Mi mise in mano il contratto.
“Buttalo” mi intimò.
Tutto finito. E le 200 copie della prima (e, per quanto lo concerneva, ultima) tiratura se volevo potevo piazzarle. D’altronde mi appartenevano.
Il cartone che le conteneva non pesava eccessivamente, e nemmeno era troppo ingombrante, ma a mio fratello premeva che ne liberassi il suo candido e tecnologico salotto da cineamatore. Cosa che feci, scendendo con qualche difficoltà le anguste, contraddittorie scale di un anonimo palazzo del quartiere fieristico. Scivolai di piano in piano fino all’andito, reggendo il parto delle mie visioni psichedeliche come il fagotto del corpo di un neonato abbandonato alla corrente del Fiume e da me tratto in salvo.

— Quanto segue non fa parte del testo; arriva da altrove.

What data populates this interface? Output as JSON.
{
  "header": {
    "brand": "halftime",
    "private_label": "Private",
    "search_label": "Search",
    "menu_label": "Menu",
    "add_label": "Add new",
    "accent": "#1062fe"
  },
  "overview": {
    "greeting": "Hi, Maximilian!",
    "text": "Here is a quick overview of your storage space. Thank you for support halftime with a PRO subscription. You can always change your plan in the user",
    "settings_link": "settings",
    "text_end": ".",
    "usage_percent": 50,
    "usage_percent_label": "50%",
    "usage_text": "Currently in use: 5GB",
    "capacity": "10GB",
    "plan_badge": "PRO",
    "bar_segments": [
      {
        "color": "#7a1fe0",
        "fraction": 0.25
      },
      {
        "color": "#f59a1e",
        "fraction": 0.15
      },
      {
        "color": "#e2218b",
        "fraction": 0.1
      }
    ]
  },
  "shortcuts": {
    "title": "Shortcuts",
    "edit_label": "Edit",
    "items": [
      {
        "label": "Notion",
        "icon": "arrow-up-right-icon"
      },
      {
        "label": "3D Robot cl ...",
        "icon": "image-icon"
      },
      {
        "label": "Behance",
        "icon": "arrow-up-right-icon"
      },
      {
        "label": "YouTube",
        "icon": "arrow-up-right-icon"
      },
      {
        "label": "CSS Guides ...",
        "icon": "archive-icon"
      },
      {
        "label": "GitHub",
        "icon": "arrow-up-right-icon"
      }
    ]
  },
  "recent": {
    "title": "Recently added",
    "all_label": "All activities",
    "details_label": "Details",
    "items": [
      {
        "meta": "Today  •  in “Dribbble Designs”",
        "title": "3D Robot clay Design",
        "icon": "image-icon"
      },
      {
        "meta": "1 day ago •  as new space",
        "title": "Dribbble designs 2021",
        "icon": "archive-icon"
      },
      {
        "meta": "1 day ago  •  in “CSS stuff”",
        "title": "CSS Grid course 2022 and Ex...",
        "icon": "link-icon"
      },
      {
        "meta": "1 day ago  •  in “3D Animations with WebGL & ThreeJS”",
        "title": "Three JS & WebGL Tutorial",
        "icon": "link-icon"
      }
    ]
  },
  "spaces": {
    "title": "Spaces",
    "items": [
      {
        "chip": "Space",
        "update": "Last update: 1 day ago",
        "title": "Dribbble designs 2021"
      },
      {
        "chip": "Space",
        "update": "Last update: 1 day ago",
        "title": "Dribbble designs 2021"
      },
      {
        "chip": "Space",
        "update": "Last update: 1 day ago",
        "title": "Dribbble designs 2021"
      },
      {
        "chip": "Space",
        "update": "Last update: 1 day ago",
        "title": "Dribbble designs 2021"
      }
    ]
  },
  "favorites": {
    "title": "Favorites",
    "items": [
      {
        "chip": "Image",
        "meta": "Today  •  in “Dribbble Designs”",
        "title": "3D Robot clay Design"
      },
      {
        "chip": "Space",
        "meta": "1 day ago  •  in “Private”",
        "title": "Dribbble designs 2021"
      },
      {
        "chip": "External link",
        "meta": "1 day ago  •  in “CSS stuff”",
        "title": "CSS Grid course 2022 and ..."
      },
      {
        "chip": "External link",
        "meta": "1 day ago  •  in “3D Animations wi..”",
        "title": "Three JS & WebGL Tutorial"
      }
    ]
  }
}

Sbucai fuori. Caricai la mia Escort non revisionata. Partii.
Vivevo dalle parti di via di Corticella, a Bologna. C’erano gatti, cani, cinesi e studenti. La casa dove stavo era infestata dai gatti, fatterello di per sé trascurabile, ma che mi obbligava a cercare qualche altro luogo per dedicarmi all’occupazione tendenzialmente vitale dell’ insiprazione e della susseguente espirazione (questi i termini tecnici delle 2 fasi della respirazione). Così la maggior parte del giorno la trascorrevo vagabondando in città e la notte, se potevo, se non pioveva, se la vecchia del piano rialzato non era preda dei suoi deliri incendiari, occupavo un angolo del vasto e zingaresco giardino condominiale.
Claudia diceva che il mio era un atteggiamento snobistico. Non ero d’accordo. Ma le passavo la tesi secondo la quale la mia asma avesse come causa più un fatto psicosomatico che una matrice felina.
Con Claudia, la padrona di casa, nullafacente, nordica e benestante, avevo fatto l’amore la seconda notte di permanenza nel suo quartierino. Aveva un uomo che però abitava a Udine ed era sposato. Biondissima e avvenente fanciulla, amava concedersi.
Tale informazione mi fu “passata” da Alberto, che in quella casa mi aveva invitato, che in quella casa abitava da 4 anni dimenticandosi sovente di pagare l’affitto, per quanto estremamente modico - faceva finta di studiare, viveva alla giornata e aveva velleità creative nell’arte plastica (lampade fluorescenti costruite con rottami, qualche esposizione e qualche affaruccio extra creativo legato allo spaccio di caccole).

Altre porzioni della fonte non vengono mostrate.